Book Notes: Almudena Grandes’ Frankenstein’s Mother

Here’s a true story for you. A 1930s feminist murders her own daughter because the daughter wants to live what we today call “a traditional lifestyle” and not be a feminist. How can you possibly go wrong with this kind of material? You can’t, right?

Well, if you are Almudena Grandes, you can.

Grandes is a Spanish writer who keeps churning out doorstoppers about the Franco dictatorship. Again, the Franco dictatorship offers tons of fascinating material. But Grandes’ thing is that she populates Franco’s Spain of the 1950s with characters who think and feel like extremely liberal people of year 2020 and they spend 780 painful pages feeling outraged about how everything around them is not progressive enough for their liking.

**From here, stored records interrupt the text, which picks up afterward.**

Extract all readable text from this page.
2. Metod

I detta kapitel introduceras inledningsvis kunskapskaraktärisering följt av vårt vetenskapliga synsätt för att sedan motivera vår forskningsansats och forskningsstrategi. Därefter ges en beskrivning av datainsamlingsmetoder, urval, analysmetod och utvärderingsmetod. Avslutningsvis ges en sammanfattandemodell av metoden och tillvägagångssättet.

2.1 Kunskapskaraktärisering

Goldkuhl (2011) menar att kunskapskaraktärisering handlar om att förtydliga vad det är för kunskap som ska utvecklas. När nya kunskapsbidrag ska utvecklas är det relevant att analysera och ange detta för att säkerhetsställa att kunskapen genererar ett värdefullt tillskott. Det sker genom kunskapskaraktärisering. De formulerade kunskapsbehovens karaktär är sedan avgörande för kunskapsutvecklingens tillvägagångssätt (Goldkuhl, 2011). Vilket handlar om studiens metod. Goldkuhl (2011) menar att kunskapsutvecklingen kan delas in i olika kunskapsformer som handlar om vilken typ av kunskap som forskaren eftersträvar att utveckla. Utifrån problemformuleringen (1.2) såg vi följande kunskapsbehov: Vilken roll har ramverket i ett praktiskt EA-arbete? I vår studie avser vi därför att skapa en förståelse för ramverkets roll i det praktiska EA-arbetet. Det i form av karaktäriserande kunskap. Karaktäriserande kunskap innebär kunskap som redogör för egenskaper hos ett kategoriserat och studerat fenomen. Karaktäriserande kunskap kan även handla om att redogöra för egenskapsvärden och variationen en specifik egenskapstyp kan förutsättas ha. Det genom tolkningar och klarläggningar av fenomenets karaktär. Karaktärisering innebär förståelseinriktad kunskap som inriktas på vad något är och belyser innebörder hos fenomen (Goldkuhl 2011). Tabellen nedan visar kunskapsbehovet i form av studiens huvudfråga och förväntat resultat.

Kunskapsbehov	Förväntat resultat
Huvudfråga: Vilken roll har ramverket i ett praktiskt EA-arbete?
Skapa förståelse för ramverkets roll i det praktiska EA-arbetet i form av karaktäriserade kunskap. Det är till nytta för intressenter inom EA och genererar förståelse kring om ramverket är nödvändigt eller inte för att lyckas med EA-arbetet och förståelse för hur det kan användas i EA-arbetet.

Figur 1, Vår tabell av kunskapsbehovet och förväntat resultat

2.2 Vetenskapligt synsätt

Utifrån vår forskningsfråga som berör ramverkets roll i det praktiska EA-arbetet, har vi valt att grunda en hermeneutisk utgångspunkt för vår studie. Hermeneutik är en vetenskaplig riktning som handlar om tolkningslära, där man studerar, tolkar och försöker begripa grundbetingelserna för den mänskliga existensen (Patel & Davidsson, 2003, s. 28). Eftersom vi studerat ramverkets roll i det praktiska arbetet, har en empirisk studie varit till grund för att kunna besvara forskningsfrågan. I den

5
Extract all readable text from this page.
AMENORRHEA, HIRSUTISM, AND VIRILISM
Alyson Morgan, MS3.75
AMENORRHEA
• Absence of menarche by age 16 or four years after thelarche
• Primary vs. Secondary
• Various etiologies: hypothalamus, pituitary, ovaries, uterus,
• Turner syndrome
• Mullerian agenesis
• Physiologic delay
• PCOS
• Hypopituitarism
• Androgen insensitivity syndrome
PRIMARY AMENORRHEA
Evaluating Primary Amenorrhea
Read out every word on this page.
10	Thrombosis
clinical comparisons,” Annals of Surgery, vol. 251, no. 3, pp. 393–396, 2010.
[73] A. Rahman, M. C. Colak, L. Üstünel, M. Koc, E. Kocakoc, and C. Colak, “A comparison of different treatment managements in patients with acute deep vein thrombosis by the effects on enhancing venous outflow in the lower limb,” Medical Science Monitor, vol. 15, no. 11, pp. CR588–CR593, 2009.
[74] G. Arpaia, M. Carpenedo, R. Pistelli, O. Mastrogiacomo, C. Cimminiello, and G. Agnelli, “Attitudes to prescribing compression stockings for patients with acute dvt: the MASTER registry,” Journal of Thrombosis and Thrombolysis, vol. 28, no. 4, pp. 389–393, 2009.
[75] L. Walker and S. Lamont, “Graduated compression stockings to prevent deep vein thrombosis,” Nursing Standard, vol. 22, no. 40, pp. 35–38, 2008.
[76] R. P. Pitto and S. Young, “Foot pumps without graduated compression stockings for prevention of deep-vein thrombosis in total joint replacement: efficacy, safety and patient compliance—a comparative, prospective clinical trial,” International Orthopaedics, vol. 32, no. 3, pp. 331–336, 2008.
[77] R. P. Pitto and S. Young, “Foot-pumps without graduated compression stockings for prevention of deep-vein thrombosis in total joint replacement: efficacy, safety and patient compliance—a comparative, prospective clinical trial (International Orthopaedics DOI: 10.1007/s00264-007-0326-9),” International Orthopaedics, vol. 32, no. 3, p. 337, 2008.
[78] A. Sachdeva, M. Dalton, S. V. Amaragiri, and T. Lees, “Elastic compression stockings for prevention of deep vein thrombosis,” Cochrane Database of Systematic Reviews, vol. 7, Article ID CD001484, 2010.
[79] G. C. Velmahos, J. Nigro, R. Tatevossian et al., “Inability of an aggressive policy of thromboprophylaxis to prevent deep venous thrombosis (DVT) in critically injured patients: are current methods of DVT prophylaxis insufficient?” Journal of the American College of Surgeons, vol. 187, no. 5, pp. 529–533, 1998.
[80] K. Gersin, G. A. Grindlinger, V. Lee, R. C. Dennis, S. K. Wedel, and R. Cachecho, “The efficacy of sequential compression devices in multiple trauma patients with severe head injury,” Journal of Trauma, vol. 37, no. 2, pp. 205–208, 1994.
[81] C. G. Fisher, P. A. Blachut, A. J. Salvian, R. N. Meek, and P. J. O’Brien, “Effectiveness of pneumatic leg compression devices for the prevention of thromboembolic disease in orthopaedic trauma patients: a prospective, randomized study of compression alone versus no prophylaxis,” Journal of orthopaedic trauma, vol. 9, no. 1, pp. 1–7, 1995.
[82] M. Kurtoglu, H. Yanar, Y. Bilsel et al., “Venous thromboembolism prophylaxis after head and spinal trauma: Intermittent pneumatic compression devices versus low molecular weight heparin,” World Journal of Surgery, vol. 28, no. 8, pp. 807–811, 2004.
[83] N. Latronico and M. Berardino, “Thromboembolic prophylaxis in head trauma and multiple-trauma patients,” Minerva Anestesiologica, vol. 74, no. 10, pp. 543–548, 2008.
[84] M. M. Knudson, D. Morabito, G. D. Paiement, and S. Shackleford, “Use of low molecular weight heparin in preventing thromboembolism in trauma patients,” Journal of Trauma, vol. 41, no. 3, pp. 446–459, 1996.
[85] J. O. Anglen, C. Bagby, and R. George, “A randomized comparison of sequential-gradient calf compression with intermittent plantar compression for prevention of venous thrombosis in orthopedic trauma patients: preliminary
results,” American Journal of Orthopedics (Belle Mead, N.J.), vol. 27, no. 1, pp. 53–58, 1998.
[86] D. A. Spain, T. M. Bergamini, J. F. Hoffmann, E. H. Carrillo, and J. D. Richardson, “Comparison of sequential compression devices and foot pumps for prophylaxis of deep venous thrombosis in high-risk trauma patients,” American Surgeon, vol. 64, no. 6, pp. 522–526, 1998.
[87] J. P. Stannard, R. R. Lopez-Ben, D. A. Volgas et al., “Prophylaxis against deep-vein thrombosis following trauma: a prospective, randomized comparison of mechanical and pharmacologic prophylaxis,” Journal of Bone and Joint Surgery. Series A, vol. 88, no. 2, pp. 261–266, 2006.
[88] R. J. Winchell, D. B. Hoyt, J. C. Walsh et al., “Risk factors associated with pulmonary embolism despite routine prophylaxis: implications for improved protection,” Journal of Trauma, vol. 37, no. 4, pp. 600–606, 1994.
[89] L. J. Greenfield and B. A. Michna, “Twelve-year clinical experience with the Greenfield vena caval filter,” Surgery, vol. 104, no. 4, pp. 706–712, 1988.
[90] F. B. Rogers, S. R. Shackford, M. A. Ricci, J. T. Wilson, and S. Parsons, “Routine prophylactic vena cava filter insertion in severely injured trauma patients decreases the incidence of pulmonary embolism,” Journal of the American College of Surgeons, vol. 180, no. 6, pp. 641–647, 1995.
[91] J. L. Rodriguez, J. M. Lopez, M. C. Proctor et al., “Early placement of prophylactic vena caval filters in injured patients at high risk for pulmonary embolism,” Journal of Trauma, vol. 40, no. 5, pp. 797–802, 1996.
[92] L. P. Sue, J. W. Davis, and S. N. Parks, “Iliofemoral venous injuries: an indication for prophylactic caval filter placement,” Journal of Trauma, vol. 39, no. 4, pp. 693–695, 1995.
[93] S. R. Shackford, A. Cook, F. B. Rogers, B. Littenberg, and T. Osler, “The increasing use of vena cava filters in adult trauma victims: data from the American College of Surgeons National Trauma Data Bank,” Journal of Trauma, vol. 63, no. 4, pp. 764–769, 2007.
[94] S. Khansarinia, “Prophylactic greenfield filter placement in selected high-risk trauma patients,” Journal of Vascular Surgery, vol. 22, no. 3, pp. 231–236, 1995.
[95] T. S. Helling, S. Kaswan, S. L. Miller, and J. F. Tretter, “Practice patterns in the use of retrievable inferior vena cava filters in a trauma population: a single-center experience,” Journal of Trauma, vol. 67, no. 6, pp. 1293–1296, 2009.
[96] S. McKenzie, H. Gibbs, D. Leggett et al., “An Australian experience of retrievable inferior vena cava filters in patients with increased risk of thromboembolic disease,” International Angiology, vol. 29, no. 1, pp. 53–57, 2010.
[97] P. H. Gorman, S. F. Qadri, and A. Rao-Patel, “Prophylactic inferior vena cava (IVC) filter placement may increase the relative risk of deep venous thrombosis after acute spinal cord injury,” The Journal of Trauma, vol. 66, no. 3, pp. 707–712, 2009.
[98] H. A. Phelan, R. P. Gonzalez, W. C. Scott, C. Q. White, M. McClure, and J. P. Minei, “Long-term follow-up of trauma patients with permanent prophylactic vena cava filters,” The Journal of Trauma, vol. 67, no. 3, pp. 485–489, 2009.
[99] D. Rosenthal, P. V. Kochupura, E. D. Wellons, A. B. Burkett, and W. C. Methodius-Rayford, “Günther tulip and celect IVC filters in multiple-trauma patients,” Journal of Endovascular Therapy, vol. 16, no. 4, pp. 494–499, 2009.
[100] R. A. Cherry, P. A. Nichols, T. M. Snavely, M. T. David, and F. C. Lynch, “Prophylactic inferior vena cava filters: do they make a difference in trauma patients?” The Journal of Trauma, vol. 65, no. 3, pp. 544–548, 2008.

Grandes is a good storyteller, so I can usually get over this annoying habit of hers but in this novel Grandes as a storyteller loses out to Grandes the ideologue.

But wait. There’s more.

As a good 2020 liberal, Grandes hates religious people. The religious people she chose to tear into in this novel are Jews. She approves of the Jews who are completely secular, who have changed their names, and don’t even observe Sabbath.

But practicing Jews really get her goat. She goes on, page after painful page, ridiculing the speaking of Hebrew, the kippah, the Sabbath, the hair, the food, everything. Now, please remember that it isn’t just any Jews she’s ridiculing. In Grandes’ novel, it’s 1953, and the Jews are German Jews who have just survived the Holocaust. If there’s ever been a group of people who are not funny, it’s these Jews. Seriously, lady, first you create characters whose son was murdered on Kristallnacht and then you ridicule their yarmulkes? Why is that necessary?

There’s a terrible scene where the novel’s angelic protagonist who’s so tolerant he supports gay marriage and abortion in 1953 taunts a sad Holocaust Jew, telling him it’s stoooopid to experience any discomfort to avoid converting. The Jew isn’t given an opportunity to respond, of course.

It gets so bad that Grandes even uses the expression “a final solution” to describe the thought process of a kindly character who is trying to figure out how to make these annoyingly Jewish Jews less Jewish. I don’t believe Grandes used this expression consciously but I’m not surprised that it pops up when people are indulging their feelings of annoyance against Jews.

What’s particularly bizarre is that this plotline is completely unnecessary. The novel is already very long and tiresome. There’s absolutely no need to bring in a character who is a Rabbi in the last 80 pages only to ridicule him. The poor Rabbi clearly has nothing to do with the murderous feminist.

The treatment of the murderous feminist (who is a real historical figure) is also bizarre. The way that the murder of her daughter is dismissed and the killer mom is presented as completely justified brings to mind the trope of “post-birth abortion.” Since the novel is passionately pro-abortion, one begins to think that the fictional treatment of the daughter-killer is pointing in the direction of “hey, I mean, if the kid is really annoying and doesn’t even share your very progressive values, there are all sorts of good final solutions…”

It’s a bad novel, people. I don’t think it makes sense to write about an era you so thoroughly despise with the sole aim of communicating how much you despise it because you are so much more progressive and evolved. Especially if you aren’t even that evolved and think that Holocaust Jews make a good subject for ridicule.

Almudena Grandes is the real Frankenstein’s mother, and this novel is her deformed, ugly child.